The would-be word needs to be used in the common vernacular in multiple ways. If people are using it when they talk, and if the word is being used in different places, it makes it more likely that dictionary editors will consider adding it.
“If it was used in a book and a screenplay, and on the radio, that would make it more likely than if it was just used on one of those three platforms,” Jonathan said.
He has found some ways to have fun with spreading the word. The orbisculate website, part of the effort to admit the word into the dictionary, has a list of 50 goals to help get the word used in different places and to encourage people to have fun in these odd times.
So far, orbisculate has graced crossword puzzles, a comic strip, and it’s been engraved on a grapefruit spoon.
The siblings hope the word will be used in a song, preferably written by Lin-Manuel Miranda, or that some citrus-named celebrities will use it. Cue “CNN anchor Don Lemon, fictional 30 Rock character Liz Lemon, or Syracuse University mascot Otto the Orange,” the website says.
Or you can always sign the petition to get the word into the dictionary. About 500 people have signed it so far, according to Hilary.

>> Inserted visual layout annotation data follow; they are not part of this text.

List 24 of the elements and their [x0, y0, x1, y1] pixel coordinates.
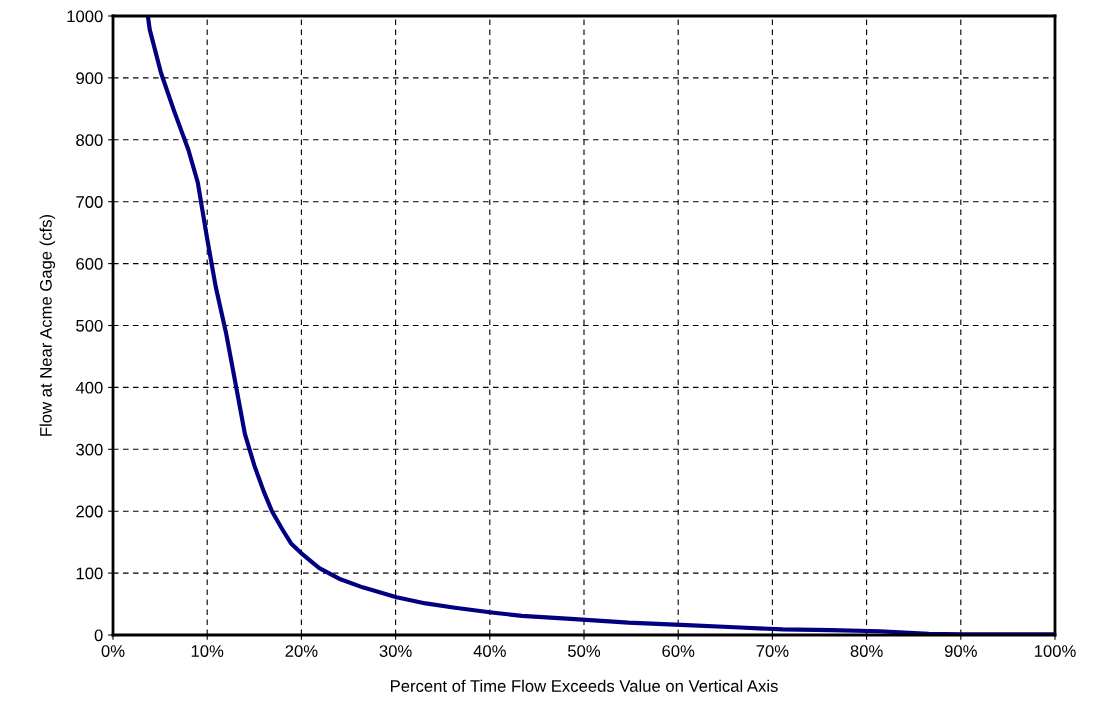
x-tick-label: 20%	[285, 645, 318, 657]
y-tick-label: 600	[76, 258, 103, 270]
y-tick-label: 500	[76, 319, 103, 332]
x-tick-label: 0%	[101, 645, 125, 657]
y-tick-label: 300	[76, 443, 103, 456]
x-tick-label: 40%	[473, 645, 506, 657]
y-tick-label: 700	[76, 196, 103, 208]
y-axis-title: Flow at Near Acme Gage (cfs)	[39, 214, 56, 436]
x-tick-label: 30%	[379, 645, 412, 657]
x-tick-label: 70%	[756, 645, 789, 657]
y-tick-label: 900	[76, 72, 103, 85]
y-tick-label: 1000	[67, 10, 103, 23]
y-tick-label: 800	[76, 134, 103, 146]
y-tick-label: 400	[75, 381, 103, 394]
y-tick-label: 200	[76, 505, 103, 518]
x-tick-label: 10%	[191, 645, 224, 657]
y-tick-label: 100	[76, 567, 103, 580]
y-tick-label: 0	[94, 629, 103, 642]
x-tick-label: 50%	[567, 645, 601, 657]
x-tick-label: 100%	[1034, 645, 1076, 657]
x-tick-label: 80%	[850, 645, 883, 657]
x-tick-label: 60%	[662, 645, 695, 657]
x-tick-label: 90%	[944, 645, 977, 657]
x-axis-title: Percent of Time Flow Exceeds Value on Vertical Axis	[390, 679, 778, 692]
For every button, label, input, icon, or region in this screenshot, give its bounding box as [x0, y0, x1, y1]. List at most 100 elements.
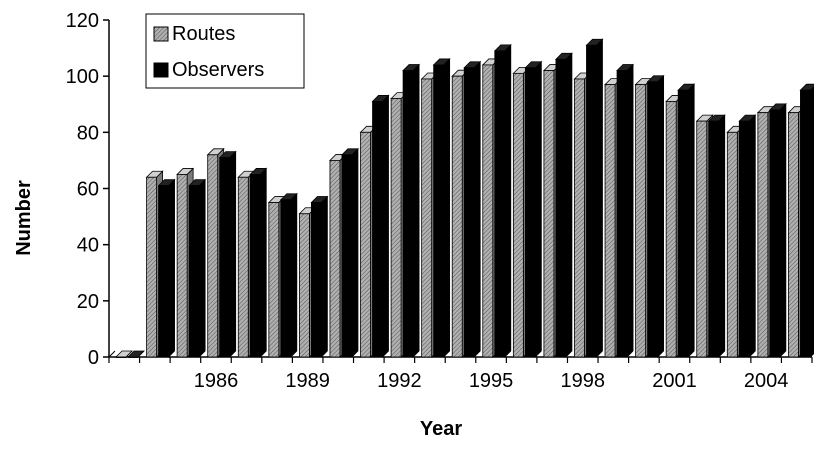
bar-front — [360, 131, 371, 358]
bar-side — [687, 83, 695, 358]
bar-front — [800, 89, 811, 358]
bar-observers-2003 — [738, 114, 757, 358]
x-tick-label: 1992 — [377, 370, 422, 392]
bar-observers-1996 — [524, 60, 543, 358]
bar-side — [443, 57, 451, 358]
bar-side — [351, 147, 359, 358]
x-tick-label: 1989 — [285, 370, 330, 392]
bar-side — [168, 178, 175, 358]
bar-front — [280, 199, 292, 358]
bar-front — [616, 70, 628, 358]
bar-side — [810, 86, 814, 358]
y-tick-label: 120 — [66, 10, 99, 32]
bar-side — [596, 38, 603, 358]
bar-observers-1983 — [127, 350, 145, 358]
bar-routes-1983 — [115, 350, 133, 358]
bar-front — [769, 109, 781, 358]
bar-front — [543, 70, 555, 358]
bar-side — [290, 192, 298, 358]
x-tick-label: 1986 — [194, 370, 239, 392]
bar-front — [604, 84, 616, 358]
bar-observers-1999 — [616, 63, 635, 358]
bar-front — [647, 81, 659, 358]
bar-side — [779, 102, 787, 358]
bar-front — [555, 58, 567, 358]
bar-front — [574, 78, 585, 358]
bar-side — [626, 63, 634, 358]
bar-front — [726, 131, 738, 358]
y-tick-label: 0 — [88, 347, 99, 369]
bar-observers-1997 — [554, 52, 573, 358]
bar-observers-1990 — [340, 147, 359, 358]
bar-observers-1992 — [402, 63, 421, 358]
legend-label-routes: Routes — [172, 23, 235, 45]
bar-front — [329, 160, 341, 358]
bar-observers-2001 — [677, 83, 696, 358]
bar-front — [341, 154, 353, 358]
bar-front — [310, 202, 322, 358]
bar-front — [665, 101, 677, 358]
bar-side — [229, 150, 237, 358]
y-tick-label: 100 — [66, 66, 99, 88]
labels: Number Year — [13, 180, 462, 440]
bar-observers-1991 — [371, 94, 390, 358]
legend-label-observers: Observers — [172, 59, 264, 81]
bar-side — [565, 52, 573, 358]
legend-swatch-routes — [153, 26, 169, 42]
legend-box — [145, 13, 305, 89]
bars — [115, 38, 814, 358]
y-tick-label: 40 — [77, 235, 99, 257]
bar-observers-1985 — [188, 178, 207, 358]
bar-observers-1984 — [157, 178, 176, 358]
bar-front — [757, 112, 769, 358]
bar-side — [320, 195, 328, 358]
bar-side — [657, 74, 665, 358]
bar-side — [382, 94, 389, 358]
bar-front — [433, 64, 445, 358]
y-tick-label: 60 — [77, 179, 99, 201]
bar-observers-1998 — [585, 38, 604, 358]
bar-observers-2005 — [799, 83, 814, 358]
bar-front — [115, 356, 127, 358]
bar-front — [463, 67, 475, 358]
bar-side — [259, 167, 267, 358]
bar-front — [677, 89, 689, 358]
bar-front — [249, 174, 261, 358]
bar-front — [635, 84, 647, 358]
bar-front — [788, 112, 799, 358]
bar-front — [696, 120, 708, 358]
bar-front — [146, 176, 157, 358]
x-tick-label: 1998 — [561, 370, 606, 392]
y-tick-label: 80 — [77, 122, 99, 144]
bar-front — [512, 72, 524, 358]
bar-side — [504, 43, 512, 358]
x-axis-title: Year — [420, 418, 462, 440]
bar-front — [219, 157, 231, 358]
bar-front — [738, 120, 750, 358]
bar-side — [748, 114, 756, 358]
bar-observers-1995 — [493, 43, 512, 358]
x-tick-label: 1995 — [469, 370, 514, 392]
bar-observers-2000 — [646, 74, 665, 358]
bar-observers-1987 — [249, 167, 268, 358]
bar-front — [176, 174, 188, 358]
x-tick-label: 2004 — [744, 370, 789, 392]
bar-observers-1994 — [463, 60, 482, 358]
bar-front — [127, 356, 139, 358]
x-tick-label: 2001 — [652, 370, 697, 392]
bar-front — [372, 101, 383, 358]
bar-front — [451, 75, 463, 358]
bar-front — [708, 120, 720, 358]
bar-side — [412, 63, 420, 358]
bar-side — [198, 178, 206, 358]
bar-observers-2004 — [768, 102, 787, 358]
floor-depth-line — [108, 350, 116, 358]
bar-front — [237, 176, 249, 358]
bar-front — [390, 98, 402, 358]
bar-side — [534, 60, 542, 358]
bar-front — [268, 202, 280, 358]
bar-observers-1986 — [218, 150, 237, 358]
bar-front — [158, 185, 169, 358]
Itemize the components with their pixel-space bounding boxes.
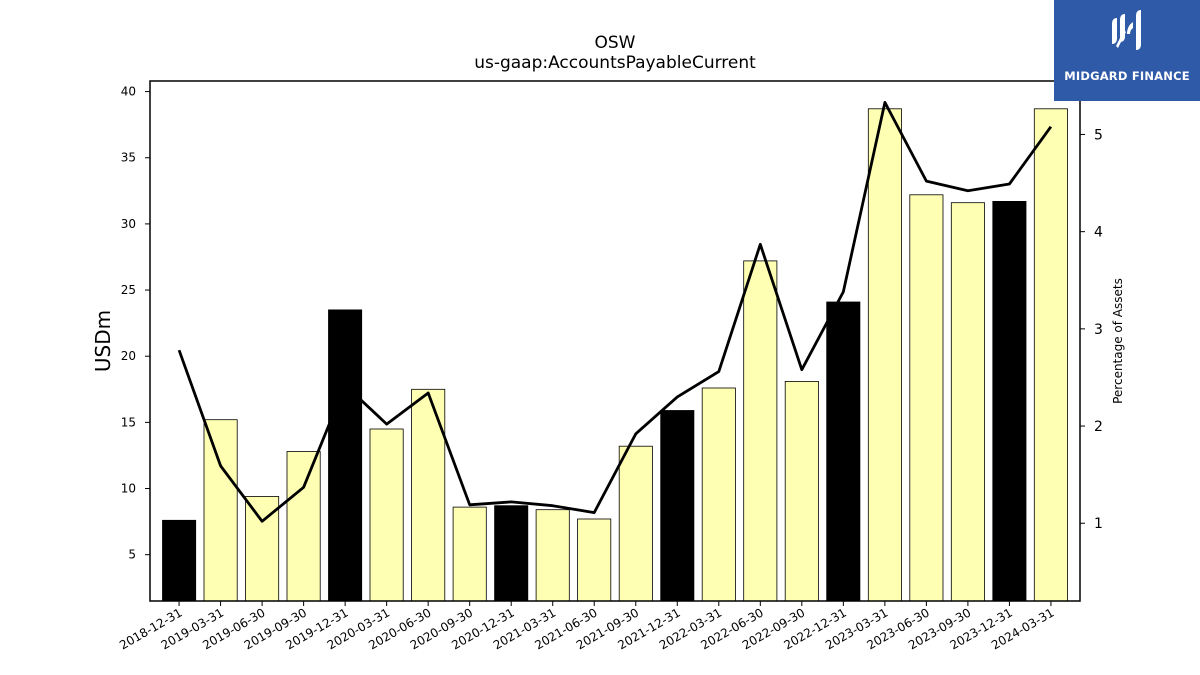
chart-subtitle: us-gaap:AccountsPayableCurrent bbox=[474, 53, 756, 73]
bar bbox=[867, 108, 902, 602]
bar bbox=[784, 380, 819, 602]
y2-tick-label: 1 bbox=[1094, 516, 1103, 532]
y2-tick-label: 3 bbox=[1094, 322, 1103, 338]
y-tick-label: 20 bbox=[121, 349, 136, 363]
bar bbox=[1033, 108, 1068, 602]
plot-frame bbox=[149, 80, 1081, 602]
y-tick-label: 40 bbox=[121, 85, 136, 99]
bar bbox=[286, 451, 321, 602]
logo-text: MIDGARD FINANCE bbox=[1064, 69, 1190, 83]
bar bbox=[162, 519, 197, 602]
bar bbox=[826, 301, 861, 602]
midgard-finance-logo: MIDGARD FINANCE bbox=[1054, 0, 1200, 101]
y-axis: 5 10 15 20 25 30 35 40 bbox=[121, 85, 150, 562]
bar bbox=[618, 445, 653, 602]
bar bbox=[494, 505, 529, 602]
bar bbox=[369, 428, 404, 602]
midgard-logo-icon bbox=[1112, 10, 1141, 50]
y2-tick-label: 4 bbox=[1094, 225, 1103, 241]
y2-tick-label: 5 bbox=[1094, 127, 1103, 143]
chart-title: OSW bbox=[595, 33, 636, 53]
y2-tick-label: 2 bbox=[1094, 419, 1103, 435]
x-axis: 2018-12-312019-03-312019-06-302019-09-30… bbox=[117, 601, 1056, 652]
y-tick-label: 35 bbox=[121, 151, 136, 165]
bar bbox=[203, 419, 238, 602]
bar bbox=[452, 506, 487, 602]
y2-axis: 1 2 3 4 5 bbox=[1080, 127, 1103, 532]
bar bbox=[577, 518, 612, 602]
bar bbox=[743, 260, 778, 602]
bar bbox=[992, 200, 1027, 602]
bar bbox=[950, 202, 985, 602]
y2-axis-label: Percentage of Assets bbox=[1111, 278, 1125, 404]
percentage-line bbox=[177, 101, 1053, 523]
bar bbox=[660, 410, 695, 602]
bar bbox=[701, 387, 736, 602]
y-tick-label: 10 bbox=[121, 482, 136, 496]
bar bbox=[535, 509, 570, 602]
bar-group bbox=[162, 108, 1068, 602]
y-tick-label: 5 bbox=[128, 548, 136, 562]
y-axis-label: USDm bbox=[91, 310, 115, 372]
y-tick-label: 30 bbox=[121, 217, 136, 231]
bar bbox=[328, 309, 363, 602]
y-tick-label: 25 bbox=[121, 283, 136, 297]
y-tick-label: 15 bbox=[121, 415, 136, 429]
bar bbox=[909, 194, 944, 602]
line-group bbox=[177, 101, 1053, 523]
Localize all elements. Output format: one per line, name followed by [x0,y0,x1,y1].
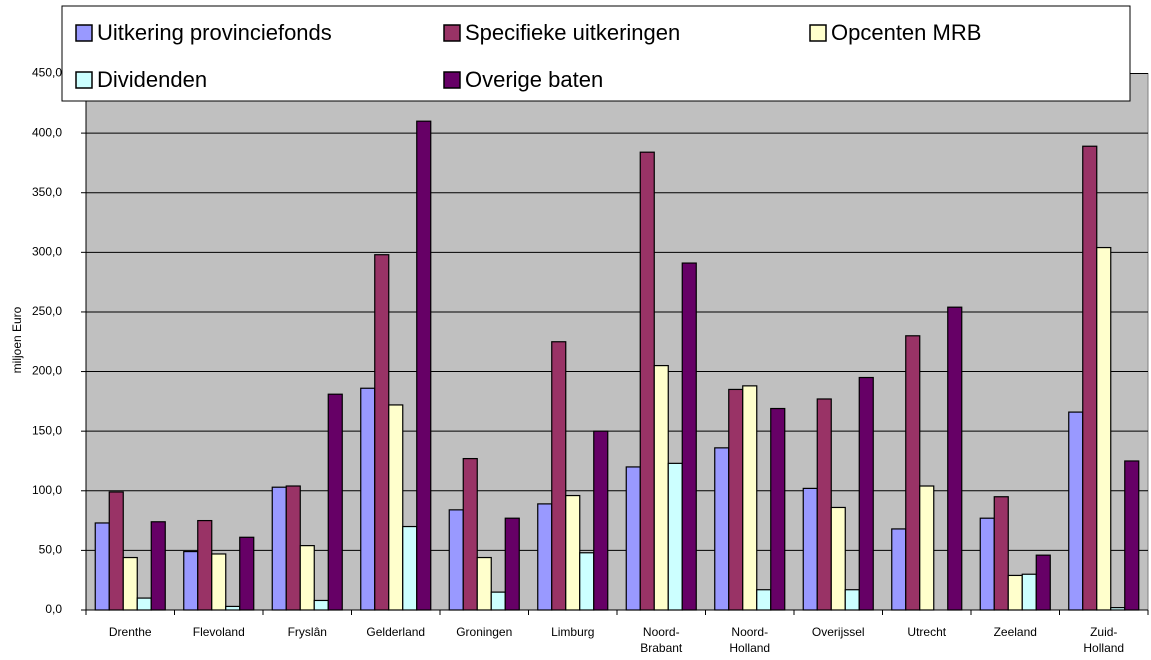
bar [360,387,376,611]
bar [239,536,255,611]
bar [625,466,641,611]
y-tick-label: 200,0 [32,364,62,378]
legend-swatch [809,24,827,42]
x-tick-label: Fryslân [287,625,327,639]
bar [551,341,567,611]
bar [183,550,199,611]
bar [108,491,124,611]
bar [653,364,669,611]
bar [1096,246,1112,611]
bar [579,552,595,611]
bar [816,398,832,611]
bar [1021,573,1037,611]
legend-swatch [75,24,93,42]
x-tick-label: Groningen [456,625,513,639]
bar [416,120,432,611]
bar [993,496,1009,611]
legend-swatch [443,71,461,89]
legend-label: Overige baten [465,67,603,92]
bar [830,506,846,611]
bar [714,447,730,611]
bar [979,517,995,611]
y-tick-label: 50,0 [39,543,63,557]
bar [94,522,110,611]
bar [402,525,418,611]
y-tick-label: 150,0 [32,423,62,437]
y-tick-label: 0,0 [45,602,62,616]
bar [388,404,404,611]
y-tick-label: 300,0 [32,245,62,259]
bar [742,385,758,611]
bar [313,599,329,611]
x-tick-label: Drenthe [108,625,152,639]
bar [639,151,655,611]
bar [374,254,390,611]
bar [681,262,697,611]
x-tick-label: Zuid-Holland [1083,625,1125,655]
bar [462,457,478,611]
bar [197,519,213,611]
bar [667,462,683,611]
bar [327,393,343,611]
x-tick-label: Zeeland [993,625,1037,639]
bar [225,605,241,611]
legend-swatch [75,71,93,89]
x-tick-label: Utrecht [907,625,947,639]
bar [1068,411,1084,611]
y-tick-label: 250,0 [32,304,62,318]
bar [476,556,492,611]
legend-label: Dividenden [97,67,207,92]
bar [593,430,609,611]
y-axis-label: miljoen Euro [10,306,24,373]
bar [271,486,287,611]
bar [891,528,907,611]
bar [1124,460,1140,611]
legend-box [61,5,1131,102]
bar [919,485,935,611]
bar [947,306,963,611]
legend-label: Opcenten MRB [831,20,981,45]
bar [858,376,874,611]
x-tick-label: Noord-Holland [729,625,771,655]
x-tick-label: Flevoland [192,625,245,639]
x-tick-label: Limburg [551,625,595,639]
plot-area [85,73,1149,611]
bar [844,589,860,611]
legend-label: Uitkering provinciefonds [97,20,332,45]
y-tick-label: 350,0 [32,185,62,199]
bar [565,494,581,611]
bar [136,597,152,611]
legend-swatch [443,24,461,42]
bar [537,503,553,611]
bar [490,591,506,611]
bar [770,407,786,611]
bar [211,553,227,611]
bar [1035,554,1051,611]
bar [122,556,138,611]
bar [299,545,315,611]
bar [905,335,921,611]
bar [448,509,464,611]
x-tick-label: Noord-Brabant [640,625,683,655]
x-tick-label: Gelderland [366,625,426,639]
x-tick-label: Overijssel [811,625,865,639]
bar [285,485,301,611]
legend-label: Specifieke uitkeringen [465,20,680,45]
bar [802,487,818,611]
bar [150,521,166,611]
bar [756,589,772,611]
y-tick-label: 100,0 [32,483,62,497]
bar [1082,145,1098,611]
y-tick-label: 450,0 [32,66,62,80]
bar [504,517,520,611]
bar [1007,574,1023,611]
y-tick-label: 400,0 [32,125,62,139]
bar [728,388,744,611]
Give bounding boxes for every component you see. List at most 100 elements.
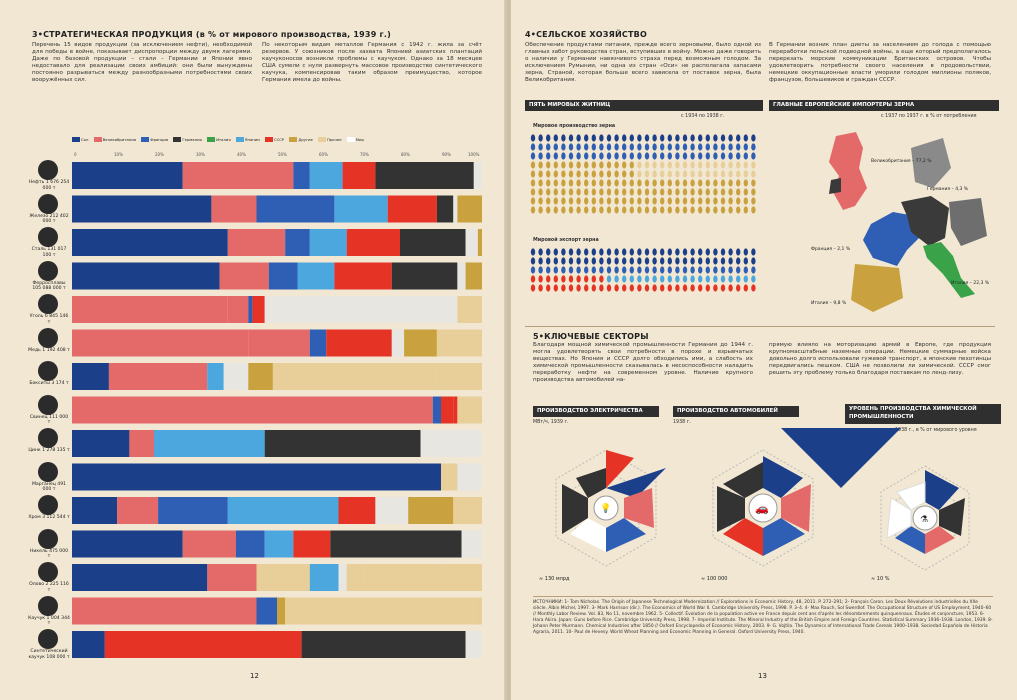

The word is so visual that T-shirts showing what the word means, with a cartoon piece of citrus, are also for sale. All of the money is going to charity, the siblings say.
The $2,500 raised thus far is going to Carson’s Village, a Dallas non-profit that supports families who have suffered the loss of a loved one.
The Krieger family had the means to handle funeral arrangements and other issues in the wake of a loved one’s death, Jonathan said.
“For us, it was really hard. We can only imagine how hard it is for other people,” he said. “If this money could go to an organization that does help people in the aftermath of losing a loved one, we thought that would be something that would be really special.”
Somehow, the word orbisculate is connecting people with different reasons to love the squirty word.
Some people relate because their families have made up words. Others are simply logophiles. People have told the siblings that they lost their father, too, and there are some who are just happy to have some joy during the pandemic.
After reading all the headlines and seeing line graphs with death tolls, Jonathan wants people to remember that those who have died from Covid-19 deserve to be honored for how they lived.
“It’s important that we don’t let it be this number, and that we cut through that with the things that we remember and want to share with the world about people that we love, and that’s what keeps them alive,” he said.
For Jonathan and Hilary, it’s remembering that their father liked to celebrate the good and bad moments in life — again, he was all about the journey.
“Our dad was definitely a ‘it’s the journey, not the destination’ kind of guy,” Hilary said. “He didn’t live his life for the destination at all.”
Their dad wasn’t one for accolades and awards, or even recognition, she said. Still, getting the word in the dictionary would be like the “icing on the cake,” Hilary said.
“I guess at some point, if you go online and you Google the word orbisculate and there it is, on a website or a major dictionary, and where it says its origin, it says that it was coined by Neil Krieger, that would be wonderful and just such a crazy way of seeing my dad live on,” she said.
When asked how her father would react to his kids trying to get his word in the dictionary, Hilary said he would laugh.
“He would definitely start laughing, there’s no question in my mind,” she said. “The fact that we want to do something fun and that we love this word and all that it says about how much we love and miss him would mean the world to him.”